A neighbourhood space to delight carnivores with highly creative food and a range of dining options under the one roof.

A spin-off from the butcher’s shop next door (hence the name), Nextdoor is a curious business: part high-end dining room with French linen napery and all the trimmings; part bar with high tables and stools where you can prop for a beer; and part eating bar around the kitchen. 

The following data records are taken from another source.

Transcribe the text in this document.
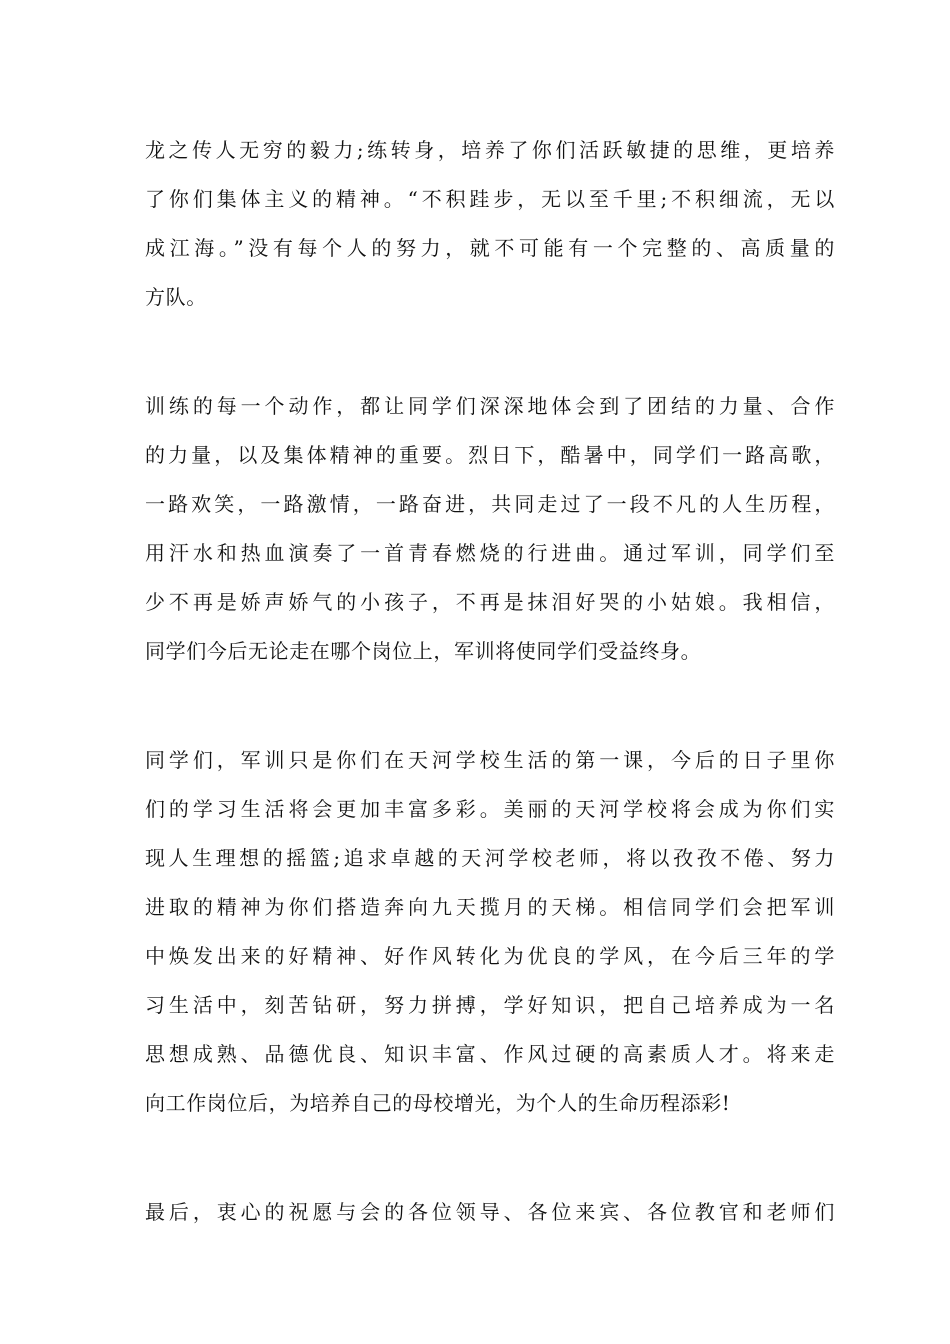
龙之传人无穷的毅力;练转身，培养了你们活跃敏捷的思维，更培养
了你们集体主义的精神。“不积跬步，无以至千里;不积细流，无以
成江海。”没有每个人的努力，就不可能有一个完整的、高质量的
方队。
训练的每一个动作，都让同学们深深地体会到了团结的力量、合作
的力量，以及集体精神的重要。烈日下，酷暑中，同学们一路高歌，
一路欢笑，一路激情，一路奋进，共同走过了一段不凡的人生历程，
用汗水和热血演奏了一首青春燃烧的行进曲。通过军训，同学们至
少不再是娇声娇气的小孩子，不再是抹泪好哭的小姑娘。我相信，
同学们今后无论走在哪个岗位上，军训将使同学们受益终身。
同学们，军训只是你们在天河学校生活的第一课，今后的日子里你
们的学习生活将会更加丰富多彩。美丽的天河学校将会成为你们实
现人生理想的摇篮;追求卓越的天河学校老师，将以孜孜不倦、努力
进取的精神为你们搭造奔向九天揽月的天梯。相信同学们会把军训
中焕发出来的好精神、好作风转化为优良的学风，在今后三年的学
习生活中，刻苦钻研，努力拼搏，学好知识，把自己培养成为一名
思想成熟、品德优良、知识丰富、作风过硬的高素质人才。将来走
向工作岗位后，为培养自己的母校增光，为个人的生命历程添彩!
最后，衷心的祝愿与会的各位领导、各位来宾、各位教官和老师们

The menu offers a small selection of adventurous and beautifully crafted starters, mains with a “butchery” focus and a few desserts and cheese

The delineation is not necessarily articulated, but at a table in the more formal dining room, the menu offers a small selection of adventurous and beautifully crafted starters, mains with a “butchery” focus and a few desserts and cheese. Starters, such as an artful, ostrich egg-like orb that opens to reveal squid “noodles” and white mushroom strands bound with bone-marrow emulsion – sublime flavours and really interesting textures – show great skill and creativity. Another of warmed raw tuna slices with bisque cream, green poblano and chicken-fat confit yolk follows suit. 

Still, dishes at this price point – a fine, properly aged $79 piece of sirloin on the bone is pretty much naked until you consider clever sides, at $27 a pop – demand service with more charisma and greater explanation, from floor staff or kitchen. There’s adventure and skill here; when the parts form a complete whole, the place could shine.